According to data from the CryptoQuant chain analysis platform, on August 18, bitcoins available on 21 major exchanges fell from 2,342,662 BTC to 2,309,727 BTC on August 22.

In four days, exchange users withdrew more than 30,000 BTC from their accounts.

Bitcoin exchange reserves chart. Source: CryptoQuant

Glassnode, another data company, has added that the combined current balance on the exchanges it monitors hit a new four-year low on August 22.

For comparison, in August 2018, the BTC/USD pair was climbing towards $7,000, but was still several months away from its bearish floor of $3,100.

Bitcoin trading balance sheet. Source: Glassnode/Twitter

Sentiment indicator drops 40% in one week

Compared to before the price crash, sentiment is not what it was on cryptocurrency.

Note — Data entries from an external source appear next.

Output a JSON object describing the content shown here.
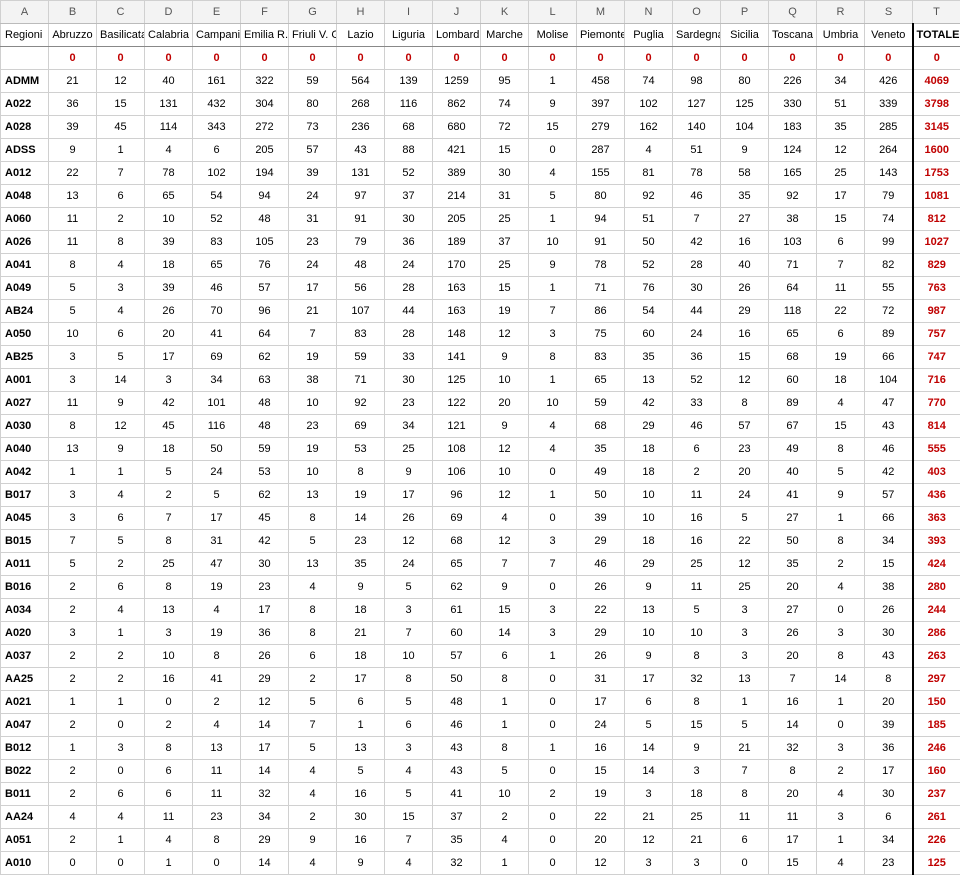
{
  "colors": {
    "total_red": "#c00000",
    "grid": "#d0d0d0",
    "header_bg": "#f3f3f3"
  },
  "column_letters": [
    "A",
    "B",
    "C",
    "D",
    "E",
    "F",
    "G",
    "H",
    "I",
    "J",
    "K",
    "L",
    "M",
    "N",
    "O",
    "P",
    "Q",
    "R",
    "S",
    "T"
  ],
  "region_headers": [
    "Regioni",
    "Abruzzo",
    "Basilicata",
    "Calabria",
    "Campania",
    "Emilia R.",
    "Friuli V. G",
    "Lazio",
    "Liguria",
    "Lombardia",
    "Marche",
    "Molise",
    "Piemonte",
    "Puglia",
    "Sardegna",
    "Sicilia",
    "Toscana",
    "Umbria",
    "Veneto",
    "TOTALE"
  ],
  "rows": [
    {
      "label": "",
      "values": [
        0,
        0,
        0,
        0,
        0,
        0,
        0,
        0,
        0,
        0,
        0,
        0,
        0,
        0,
        0,
        0,
        0,
        0
      ],
      "total": 0,
      "zero": true
    },
    {
      "label": "ADMM",
      "values": [
        21,
        12,
        40,
        161,
        322,
        59,
        564,
        139,
        1259,
        95,
        1,
        458,
        74,
        98,
        80,
        226,
        34,
        426
      ],
      "total": 4069
    },
    {
      "label": "A022",
      "values": [
        36,
        15,
        131,
        432,
        304,
        80,
        268,
        116,
        862,
        74,
        9,
        397,
        102,
        127,
        125,
        330,
        51,
        339
      ],
      "total": 3798
    },
    {
      "label": "A028",
      "values": [
        39,
        45,
        114,
        343,
        272,
        73,
        236,
        68,
        680,
        72,
        15,
        279,
        162,
        140,
        104,
        183,
        35,
        285
      ],
      "total": 3145
    },
    {
      "label": "ADSS",
      "values": [
        9,
        1,
        4,
        6,
        205,
        57,
        43,
        88,
        421,
        15,
        0,
        287,
        4,
        51,
        9,
        124,
        12,
        264
      ],
      "total": 1600
    },
    {
      "label": "A012",
      "values": [
        22,
        7,
        78,
        102,
        194,
        39,
        131,
        52,
        389,
        30,
        4,
        155,
        81,
        78,
        58,
        165,
        25,
        143
      ],
      "total": 1753
    },
    {
      "label": "A048",
      "values": [
        13,
        6,
        65,
        54,
        94,
        24,
        97,
        37,
        214,
        31,
        5,
        80,
        92,
        46,
        35,
        92,
        17,
        79
      ],
      "total": 1081
    },
    {
      "label": "A060",
      "values": [
        11,
        2,
        10,
        52,
        48,
        31,
        91,
        30,
        205,
        25,
        1,
        94,
        51,
        7,
        27,
        38,
        15,
        74
      ],
      "total": 812
    },
    {
      "label": "A026",
      "values": [
        11,
        8,
        39,
        83,
        105,
        23,
        79,
        36,
        189,
        37,
        10,
        91,
        50,
        42,
        16,
        103,
        6,
        99
      ],
      "total": 1027
    },
    {
      "label": "A041",
      "values": [
        8,
        4,
        18,
        65,
        76,
        24,
        48,
        24,
        170,
        25,
        9,
        78,
        52,
        28,
        40,
        71,
        7,
        82
      ],
      "total": 829
    },
    {
      "label": "A049",
      "values": [
        5,
        3,
        39,
        46,
        57,
        17,
        56,
        28,
        163,
        15,
        1,
        71,
        76,
        30,
        26,
        64,
        11,
        55
      ],
      "total": 763
    },
    {
      "label": "AB24",
      "values": [
        5,
        4,
        26,
        70,
        96,
        21,
        107,
        44,
        163,
        19,
        7,
        86,
        54,
        44,
        29,
        118,
        22,
        72
      ],
      "total": 987
    },
    {
      "label": "A050",
      "values": [
        10,
        6,
        20,
        41,
        64,
        7,
        83,
        28,
        148,
        12,
        3,
        75,
        60,
        24,
        16,
        65,
        6,
        89
      ],
      "total": 757
    },
    {
      "label": "AB25",
      "values": [
        3,
        5,
        17,
        69,
        62,
        19,
        59,
        33,
        141,
        9,
        8,
        83,
        35,
        36,
        15,
        68,
        19,
        66
      ],
      "total": 747
    },
    {
      "label": "A001",
      "values": [
        3,
        14,
        3,
        34,
        63,
        38,
        71,
        30,
        125,
        10,
        1,
        65,
        13,
        52,
        12,
        60,
        18,
        104
      ],
      "total": 716
    },
    {
      "label": "A027",
      "values": [
        11,
        9,
        42,
        101,
        48,
        10,
        92,
        23,
        122,
        20,
        10,
        59,
        42,
        33,
        8,
        89,
        4,
        47
      ],
      "total": 770
    },
    {
      "label": "A030",
      "values": [
        8,
        12,
        45,
        116,
        48,
        23,
        69,
        34,
        121,
        9,
        4,
        68,
        29,
        46,
        57,
        67,
        15,
        43
      ],
      "total": 814
    },
    {
      "label": "A040",
      "values": [
        13,
        9,
        18,
        50,
        59,
        19,
        53,
        25,
        108,
        12,
        4,
        35,
        18,
        6,
        23,
        49,
        8,
        46
      ],
      "total": 555
    },
    {
      "label": "A042",
      "values": [
        1,
        1,
        5,
        24,
        53,
        10,
        8,
        9,
        106,
        10,
        0,
        49,
        18,
        2,
        20,
        40,
        5,
        42
      ],
      "total": 403
    },
    {
      "label": "B017",
      "values": [
        3,
        4,
        2,
        5,
        62,
        13,
        19,
        17,
        96,
        12,
        1,
        50,
        10,
        11,
        24,
        41,
        9,
        57
      ],
      "total": 436
    },
    {
      "label": "A045",
      "values": [
        3,
        6,
        7,
        17,
        45,
        8,
        14,
        26,
        69,
        4,
        0,
        39,
        10,
        16,
        5,
        27,
        1,
        66
      ],
      "total": 363
    },
    {
      "label": "B015",
      "values": [
        7,
        5,
        8,
        31,
        42,
        5,
        23,
        12,
        68,
        12,
        3,
        29,
        18,
        16,
        22,
        50,
        8,
        34
      ],
      "total": 393
    },
    {
      "label": "A011",
      "values": [
        5,
        2,
        25,
        47,
        30,
        13,
        35,
        24,
        65,
        7,
        7,
        46,
        29,
        25,
        12,
        35,
        2,
        15
      ],
      "total": 424
    },
    {
      "label": "B016",
      "values": [
        2,
        6,
        8,
        19,
        23,
        4,
        9,
        5,
        62,
        9,
        0,
        26,
        9,
        11,
        25,
        20,
        4,
        38
      ],
      "total": 280
    },
    {
      "label": "A034",
      "values": [
        2,
        4,
        13,
        4,
        17,
        8,
        18,
        3,
        61,
        15,
        3,
        22,
        13,
        5,
        3,
        27,
        0,
        26
      ],
      "total": 244
    },
    {
      "label": "A020",
      "values": [
        3,
        1,
        3,
        19,
        36,
        8,
        21,
        7,
        60,
        14,
        3,
        29,
        10,
        10,
        3,
        26,
        3,
        30
      ],
      "total": 286
    },
    {
      "label": "A037",
      "values": [
        2,
        2,
        10,
        8,
        26,
        6,
        18,
        10,
        57,
        6,
        1,
        26,
        9,
        8,
        3,
        20,
        8,
        43
      ],
      "total": 263
    },
    {
      "label": "AA25",
      "values": [
        2,
        2,
        16,
        41,
        29,
        2,
        17,
        8,
        50,
        8,
        0,
        31,
        17,
        32,
        13,
        7,
        14,
        8
      ],
      "total": 297
    },
    {
      "label": "A021",
      "values": [
        1,
        1,
        0,
        2,
        12,
        5,
        6,
        5,
        48,
        1,
        0,
        17,
        6,
        8,
        1,
        16,
        1,
        20
      ],
      "total": 150
    },
    {
      "label": "A047",
      "values": [
        2,
        0,
        2,
        4,
        14,
        7,
        1,
        6,
        46,
        1,
        0,
        24,
        5,
        15,
        5,
        14,
        0,
        39
      ],
      "total": 185
    },
    {
      "label": "B012",
      "values": [
        1,
        3,
        8,
        13,
        17,
        5,
        13,
        3,
        43,
        8,
        1,
        16,
        14,
        9,
        21,
        32,
        3,
        36
      ],
      "total": 246
    },
    {
      "label": "B022",
      "values": [
        2,
        0,
        6,
        11,
        14,
        4,
        5,
        4,
        43,
        5,
        0,
        15,
        14,
        3,
        7,
        8,
        2,
        17
      ],
      "total": 160
    },
    {
      "label": "B011",
      "values": [
        2,
        6,
        6,
        11,
        32,
        4,
        16,
        5,
        41,
        10,
        2,
        19,
        3,
        18,
        8,
        20,
        4,
        30
      ],
      "total": 237
    },
    {
      "label": "AA24",
      "values": [
        4,
        4,
        11,
        23,
        34,
        2,
        30,
        15,
        37,
        2,
        0,
        22,
        21,
        25,
        11,
        11,
        3,
        6
      ],
      "total": 261
    },
    {
      "label": "A051",
      "values": [
        2,
        1,
        4,
        8,
        29,
        9,
        16,
        7,
        35,
        4,
        0,
        20,
        12,
        21,
        6,
        17,
        1,
        34
      ],
      "total": 226
    },
    {
      "label": "A010",
      "values": [
        0,
        0,
        1,
        0,
        14,
        4,
        9,
        4,
        32,
        1,
        0,
        12,
        3,
        3,
        0,
        15,
        4,
        23
      ],
      "total": 125
    }
  ]
}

Also Read: Here Are 5 Cryptocurrencies With Bullish Setups That Are About To Break Out

While exchanges are seeing an acceleration in removing BTC from their books, the overall picture is now one of “fear” for bitcoin and altcoin investors.

According to Crypto & Saint Fear Indexwhich uses a series of factors to give a normalized score of market sentiment, “great fear” is just a step away.

At 29/100, the index is four points away from returning to its highly feared range, having hit 27/100 over the weekend.

The latest figure represents a 40% drop in one week – seven days earlier the index was at 45/100, recording the most optimistic levels since April.

The views and opinions expressed herein are solely those of the author and do not necessarily reflect those of investing-press.com.